Ожидали ещё прибытия нескольких коллег, когда мать, вернувшись из города с деньгами, вырванными у отца, не в силах выдержать, побежала прямо к сыну, чтобы немедленно их отдать. Подойдя к двери, слыша внутри громкий разговор, она остановилась перед порогом и поневоле начала прислушиваться. Сквозь тонкую дверь проходил звонкий голос Юлиана, такой знакомый матери, такой милый её уху, что она наслаждалась им, как музыкой, Юлиан говорил:

– Братья!

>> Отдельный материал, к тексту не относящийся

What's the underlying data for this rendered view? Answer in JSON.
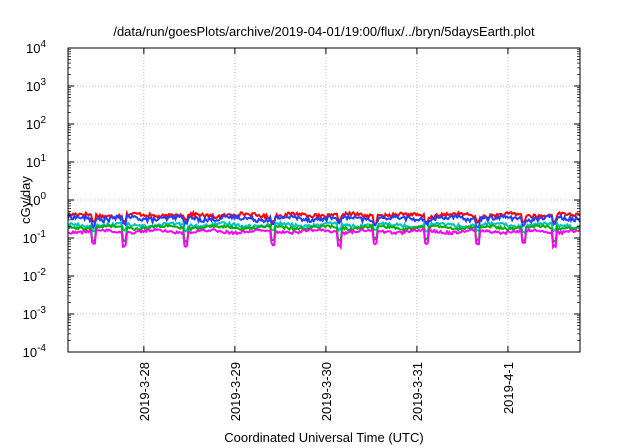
{
  "chart_data": {
    "type": "line",
    "title": "/data/run/goesPlots/archive/2019-04-01/19:00/flux/../bryn/5daysEarth.plot",
    "xlabel": "Coordinated Universal Time (UTC)",
    "ylabel": "cGy/day",
    "y_scale": "log",
    "ylim": [
      0.0001,
      10000
    ],
    "xlim": [
      "2019-03-27 04:00",
      "2019-04-01 19:00"
    ],
    "grid": true,
    "legend": "none",
    "x_ticks": [
      "2019-3-28",
      "2019-3-29",
      "2019-3-30",
      "2019-3-31",
      "2019-4-1"
    ],
    "y_ticks": [
      {
        "base": "10",
        "exp": "-4"
      },
      {
        "base": "10",
        "exp": "-3"
      },
      {
        "base": "10",
        "exp": "-2"
      },
      {
        "base": "10",
        "exp": "-1"
      },
      {
        "base": "10",
        "exp": "0"
      },
      {
        "base": "10",
        "exp": "1"
      },
      {
        "base": "10",
        "exp": "2"
      },
      {
        "base": "10",
        "exp": "3"
      },
      {
        "base": "10",
        "exp": "4"
      }
    ],
    "series": [
      {
        "color": "#ff0000",
        "level": 0.4,
        "noise": 0.12
      },
      {
        "color": "#2040ff",
        "level": 0.33,
        "noise": 0.14
      },
      {
        "color": "#00c0c0",
        "level": 0.22,
        "noise": 0.1
      },
      {
        "color": "#00b000",
        "level": 0.19,
        "noise": 0.08
      },
      {
        "color": "#ff00ff",
        "level": 0.15,
        "noise": 0.08
      }
    ]
  }
}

И разум, и осторожность есть прекрасные качества в здоровом ходе жизни, но напрасно ими хочу управлять в критические минуты, когда горячка ясновидящая и проще приводящая к цели. Вы будете иметь сто раз верность без эмоций, но вас самих победит и захватит моё безумие. Даже без той веры, какую имею я, я уверен, вы пойдёте за мной! Московское правительство называет это революционным терроризмом, а будет это только терроризм святого чувства, которому ничто противостоять не может. Приходят такие минуты, в которых и человек, и народ могут превознести геройскую смерть над униженной жизнью, тогда, как инстинкты самосохранения содрогаются могиле, дух с радостью к ней раскрывает крылья.

Слушая эту речь, которой ухватила только главную мысль, мать вздрогнула, залилась слезами, взор её с отвращением упал на деньги, которые несла, и она убежала с ними в свою комнату, вся заплаканная, заламывая руки. В этой женщине, которую раздавили жизнь с ничтожным человеком, бедность и работа, отозвалось какое-то чувство, зажжённое любовью к ребёнку. Она припомнила себе борьбу за эти гроши с мужем на улице, происхождение этого заработка, и бумажки, которые несла с такой радостью, бросила на стол с презрением. Но сию минуту пришла на ум тяжёлая работа бедного Юлиана, необходимость облегчить ему, уверенность, что он не знает, не догадывается, откуда пришли эти проклятые деньги и оплатой чего они были. Она вбежала повторно и с поспешностью постучала в дверь Юлка.

Юноша её вовсе не ожидал; потому что она не имела привычки приходить в этот час, а так как ожидали прибытия товарищей, голос изнутри дал только знак войти.

Мать приотворила дверь, но ещё раз устыдилась чего-то, колебалась, и вернулась снова вниз. Подумала, что сделает гораздо лучше, меньше будет нуждаться в объяснениях, когда деньги непосредственно через сестру отошлёт брату.